1550s, from Middle French inexorable and directly from Latin inexorabilis "that cannot be moved by entreaty," from in- "not, opposite of" (see in- (1)) + exorabilis "able to be entreated," from exorare "to prevail upon," from ex- "out" (see ex-) + orare "pray" (see orator). Related: Inexorably; inexorability.

Wiktionary
inexorable

a. 1 Unable to be persuaded; relentless; unrelenting. 2 Impossible to stop or prevent; inevitable. 3 adamant; severe.

WordNet
inexorable
  1. adj. not to be placated or appeased or moved by entreaty; "grim determination"; "grim necessity"; "Russia's final hour, it seemed, approached with inexorable certainty"; "relentless persecution"; "the stern demands of parenthood" [syn: grim, relentless, stern, unappeasable, unforgiving, unrelenting]

  2. not capable of being swayed or diverted from a course; unsusceptible to persuasion; "he is adamant in his refusal to change his mind"; "Cynthia was inexorable; she would have none of him"- W.Churchill; "an intransigent conservative opposed to every liberal tendancy" [syn: adamant, adamantine, intransigent]

Usage examples of "inexorable".

Our eyes lingered as long as possible and with all eagerness upon these meadows and marshes which the poet has made immortal, and we regretted that inexorable Baddeck would not permit us to be pilgrims for a day in this Acadian land.

But a fall from there would be inexorable, and we would have fallen away from the Beanstalk, with no chance to reconnect to it.

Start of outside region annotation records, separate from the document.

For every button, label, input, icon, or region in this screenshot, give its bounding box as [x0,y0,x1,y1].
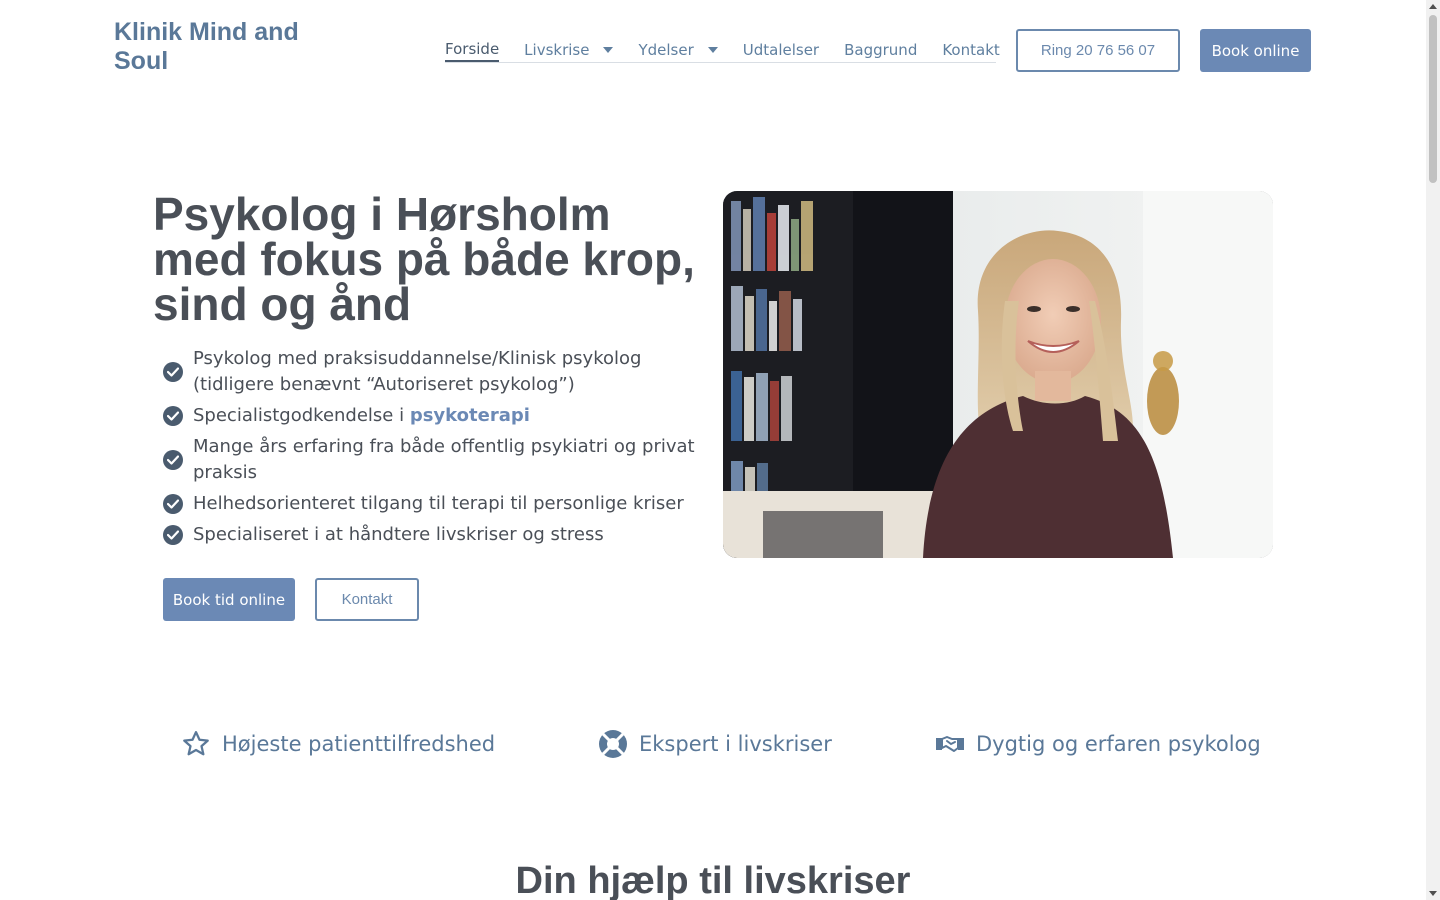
section-title: Din hjælp til livskriser [515,860,911,900]
list-item-text: Specialiseret i at håndtere livskriser o… [193,524,604,545]
site-logo[interactable]: Klinik Mind and Soul [114,18,344,76]
feature-patient-satisfaction: Højeste patienttilfredshed [180,728,495,760]
list-item-text: Psykolog med praksisuddannelse/Klinisk p… [193,348,642,395]
feature-experienced-psychologist: Dygtig og erfaren psykolog [934,728,1261,760]
check-circle-icon [163,494,183,514]
nav-item-kontakt[interactable]: Kontakt [942,38,999,62]
psychologist-photo-illustration [723,191,1273,558]
list-item: Mange års erfaring fra både offentlig ps… [163,434,708,486]
call-phone-button[interactable]: Ring 20 76 56 07 [1016,29,1180,72]
list-item-prefix: Specialistgodkendelse i [193,405,410,426]
site-header: Klinik Mind and Soul Forside Livskrise Y… [0,0,1426,100]
list-item: Psykolog med praksisuddannelse/Klinisk p… [163,346,708,398]
hero-title: Psykolog i Hørsholm med fokus på både kr… [153,188,695,330]
list-item-text: Mange års erfaring fra både offentlig ps… [193,436,695,483]
caret-down-icon [603,47,614,53]
scrollbar-thumb[interactable] [1429,15,1437,183]
list-item-text: Helhedsorienteret tilgang til terapi til… [193,493,684,514]
nav-item-livskrise[interactable]: Livskrise [524,38,614,62]
nav-item-label: Ydelser [638,41,694,59]
list-item: Specialiseret i at håndtere livskriser o… [163,522,708,548]
nav-item-ydelser[interactable]: Ydelser [638,38,718,62]
scroll-up-arrow-icon[interactable] [1429,4,1437,9]
nav-item-udtalelser[interactable]: Udtalelser [743,38,819,62]
check-circle-icon [163,450,183,470]
scroll-down-arrow-icon[interactable] [1429,891,1437,896]
psychologist-photo [723,191,1273,558]
nav-item-baggrund[interactable]: Baggrund [844,38,917,62]
nav-item-label: Forside [445,40,500,58]
list-item: Specialistgodkendelse i psykoterapi [163,403,708,429]
star-icon [180,728,212,760]
feature-label: Dygtig og erfaren psykolog [976,732,1261,756]
feature-label: Ekspert i livskriser [639,732,832,756]
main-navigation: Forside Livskrise Ydelser Udtalelser Bag… [445,38,1000,63]
nav-item-label: Baggrund [844,41,918,59]
check-circle-icon [163,406,183,426]
book-online-button[interactable]: Book online [1200,29,1311,72]
nav-item-label: Livskrise [524,41,590,59]
page-scrollbar[interactable] [1426,0,1440,900]
nav-item-forside[interactable]: Forside [445,38,500,62]
list-item-text: Specialistgodkendelse i psykoterapi [193,403,708,429]
qualifications-list: Psykolog med praksisuddannelse/Klinisk p… [163,346,708,553]
list-item: Helhedsorienteret tilgang til terapi til… [163,491,708,517]
check-circle-icon [163,362,183,382]
caret-down-icon [707,47,718,53]
check-circle-icon [163,525,183,545]
nav-item-label: Udtalelser [742,41,820,59]
kontakt-button[interactable]: Kontakt [315,578,419,621]
nav-item-label: Kontakt [942,41,1000,59]
feature-life-crisis-expert: Ekspert i livskriser [597,728,832,760]
book-tid-online-button[interactable]: Book tid online [163,578,295,621]
psykoterapi-link[interactable]: psykoterapi [410,405,530,426]
feature-label: Højeste patienttilfredshed [222,732,496,756]
handshake-icon [934,728,966,760]
life-ring-icon [597,728,629,760]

Then a searcher would still be wandering through space thirty or forty billion years in the future, when the universe collapsed toward its inexorable endpoint of infinite pressure and temperature.

I relished the sting of a line-drive into well-oiled leather, the inexorable trajectory of a flyball as it plummeted toward a waiting glove.

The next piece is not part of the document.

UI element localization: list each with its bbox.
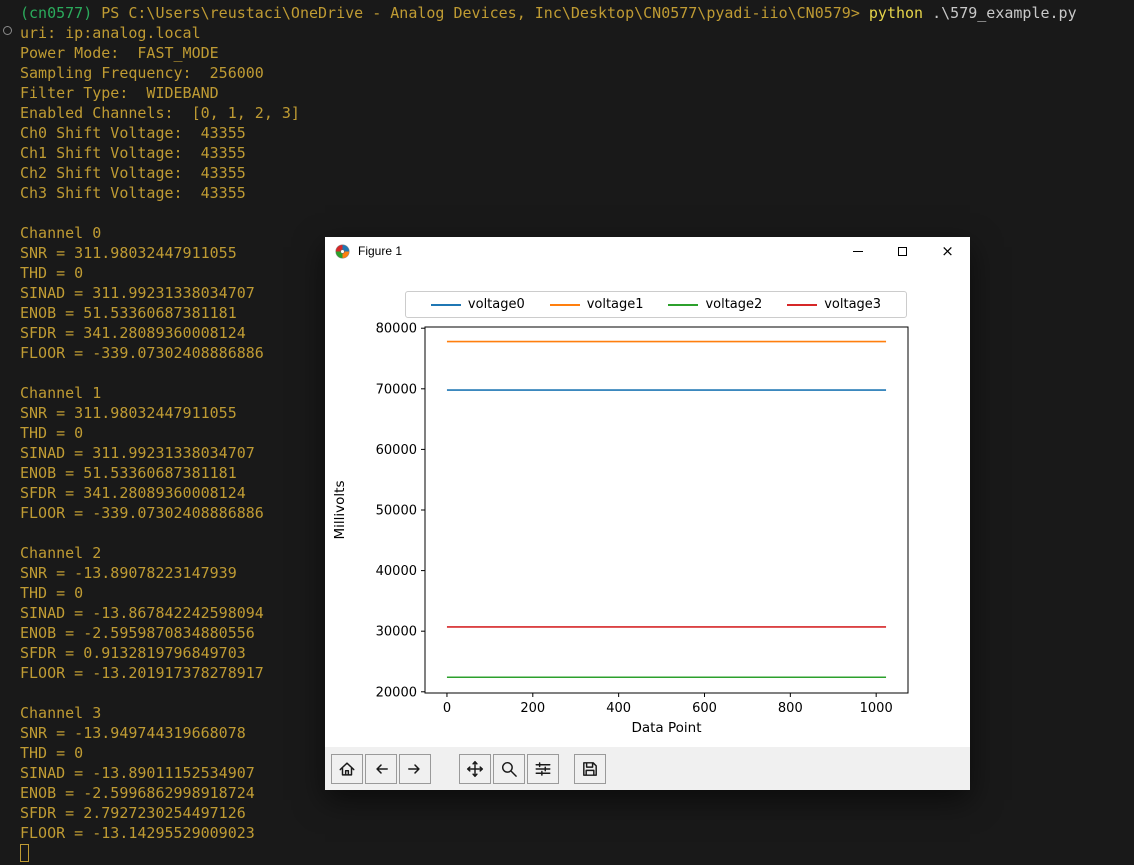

Settembrini, had held more than one lunatic to temporary self-control, simply by opposing to his humbuggery an air of inexorable reason.

Millions died but world population continued its inexorable increase toward the Malthusian limits of starvation, plague, and war.

Relentlessly scrounging resources and working nonstop, the remaining machines had rebuilt and reasserted their complete control over the planet in less than a year, like an inexorable tide erasing footprints on a beach.

While my millions of brethren and sistren chew, chew, chew their way through whatever offal comes along, inexorable but mindless, I preserve my energies for the sweetest meat: the carcass tainted by fear.

The tyrants, who would have disgraced the society of gods and men, were thrown headlong, by the inexorable Nemesis, into the Tartarean abyss.

It was moving up through the mountain with inexorable determination, cutting a path for itself with its broad stubby boulderlike teeth: gnawing on rock, digesting it, excreting it as moist sand at the far end of a massive fleshy body thirty man-lengths long.

Delight is to him--a far, far upward, and inward delight-- who against the proud gods and commodores of this earth, ever stands forth his own inexorable self.

Is an owned flaw in her consistency Men love to dub Dame Nature--that lay-shape They use to hang phenomena upon-- Whose deftest mothering in fairest sphere Is girt about by terms inexorable!

In such a state, should you find me inexorable, you would very likely give way to excesses which would afterwards cause you deep sorrow.

I seem to be in the grasp of some resistless, inexorable evil, which no foresight and no precautions can guard against.

Callista the slow, inexorable deadening of normal physical responses, the numbing of bodily reflexes, the hardening of tensions in mind and body into a rigid armoring.